Who are the writers, storytellers, or makers who are bringing you great joy right now?

Oh… all of them. I really avoided any form of digital gathering or replication of “real world” activity online for the first month and a half of this, but lately I’ve been exploring live lecture series — one on immortality offered through UCR Palm Desert, a weekly series through Metabolic Studio. The Center for Fiction also hosted a conversation with Elena Ferrante’s translator, Ann Goldstein, and that was so magical. I will, for sure, be at this Olivia Laing’s book launch. (Could a book be more timely?)

It’s so beautiful and intimate to be able to sit with these great minds, in their private spaces, and just listen to them speak to me directly, in my own private space. I understand this interaction is deemed necessary by circumstance, but I hope it doesn’t get lost in the rush to return to normal.

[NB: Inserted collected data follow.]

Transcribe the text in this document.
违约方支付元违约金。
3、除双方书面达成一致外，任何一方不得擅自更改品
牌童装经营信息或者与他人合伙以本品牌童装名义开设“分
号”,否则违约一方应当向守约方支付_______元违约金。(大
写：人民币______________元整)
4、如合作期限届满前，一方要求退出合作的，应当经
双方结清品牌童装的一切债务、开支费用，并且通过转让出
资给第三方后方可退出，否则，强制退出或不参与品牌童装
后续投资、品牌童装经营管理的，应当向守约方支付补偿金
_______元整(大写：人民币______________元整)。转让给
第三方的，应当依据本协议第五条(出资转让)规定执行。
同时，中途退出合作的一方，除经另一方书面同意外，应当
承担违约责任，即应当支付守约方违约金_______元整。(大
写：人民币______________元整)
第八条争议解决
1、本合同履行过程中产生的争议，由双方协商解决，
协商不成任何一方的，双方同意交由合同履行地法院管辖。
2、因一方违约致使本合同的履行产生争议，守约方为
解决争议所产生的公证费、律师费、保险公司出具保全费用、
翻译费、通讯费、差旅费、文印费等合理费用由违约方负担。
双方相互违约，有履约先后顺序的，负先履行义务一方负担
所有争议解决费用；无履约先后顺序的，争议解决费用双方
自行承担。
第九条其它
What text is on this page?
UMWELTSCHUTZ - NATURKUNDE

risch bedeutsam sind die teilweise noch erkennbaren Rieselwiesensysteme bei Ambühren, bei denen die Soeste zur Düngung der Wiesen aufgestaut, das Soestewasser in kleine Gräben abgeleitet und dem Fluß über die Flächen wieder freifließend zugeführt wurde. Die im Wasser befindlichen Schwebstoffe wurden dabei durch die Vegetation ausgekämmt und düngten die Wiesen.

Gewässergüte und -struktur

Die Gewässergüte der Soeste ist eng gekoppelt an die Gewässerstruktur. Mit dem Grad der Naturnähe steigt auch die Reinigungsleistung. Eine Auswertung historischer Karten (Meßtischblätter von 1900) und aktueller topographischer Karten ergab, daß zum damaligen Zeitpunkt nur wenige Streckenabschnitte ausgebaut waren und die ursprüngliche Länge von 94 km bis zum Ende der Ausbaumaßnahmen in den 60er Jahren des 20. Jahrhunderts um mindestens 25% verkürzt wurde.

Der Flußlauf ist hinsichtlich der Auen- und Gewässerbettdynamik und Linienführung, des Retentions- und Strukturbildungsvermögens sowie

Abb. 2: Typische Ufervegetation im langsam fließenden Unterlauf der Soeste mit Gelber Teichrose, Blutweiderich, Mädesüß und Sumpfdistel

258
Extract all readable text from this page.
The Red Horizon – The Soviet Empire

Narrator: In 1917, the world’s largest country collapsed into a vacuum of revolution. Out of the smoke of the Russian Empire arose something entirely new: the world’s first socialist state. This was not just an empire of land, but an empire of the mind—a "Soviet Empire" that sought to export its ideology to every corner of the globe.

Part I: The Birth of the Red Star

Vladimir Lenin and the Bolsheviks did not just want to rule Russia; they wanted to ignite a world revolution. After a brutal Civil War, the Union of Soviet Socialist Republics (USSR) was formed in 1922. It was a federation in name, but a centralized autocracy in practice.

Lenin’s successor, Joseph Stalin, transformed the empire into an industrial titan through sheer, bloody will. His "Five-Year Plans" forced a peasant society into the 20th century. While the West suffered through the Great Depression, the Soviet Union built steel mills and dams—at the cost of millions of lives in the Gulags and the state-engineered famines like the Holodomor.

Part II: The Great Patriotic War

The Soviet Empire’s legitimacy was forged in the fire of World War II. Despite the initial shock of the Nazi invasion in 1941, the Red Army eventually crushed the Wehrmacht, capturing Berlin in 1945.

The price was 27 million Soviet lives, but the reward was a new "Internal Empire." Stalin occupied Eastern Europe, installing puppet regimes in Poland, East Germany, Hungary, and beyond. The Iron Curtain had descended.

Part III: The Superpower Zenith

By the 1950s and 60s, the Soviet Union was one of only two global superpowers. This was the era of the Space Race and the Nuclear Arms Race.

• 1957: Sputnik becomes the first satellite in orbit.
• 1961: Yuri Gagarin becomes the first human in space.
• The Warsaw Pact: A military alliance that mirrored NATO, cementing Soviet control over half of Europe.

Plant Intelligence Agency is a great follow for learning more about the radical world of native flora and fauna. Why Is this Interesting is a lovely, daily missive on all the random intellectual crevices to be found in between the daily headlines. I am sure there are tons others that I’m forgetting.

Any unexpectedly memorable moments of quar so far? 

Every single way that my friends have spontaneously showed up for me and for each other. I feel truly humbled by the amount of kindness and love I’ve received, and honored to be able to give that kindness and love in return.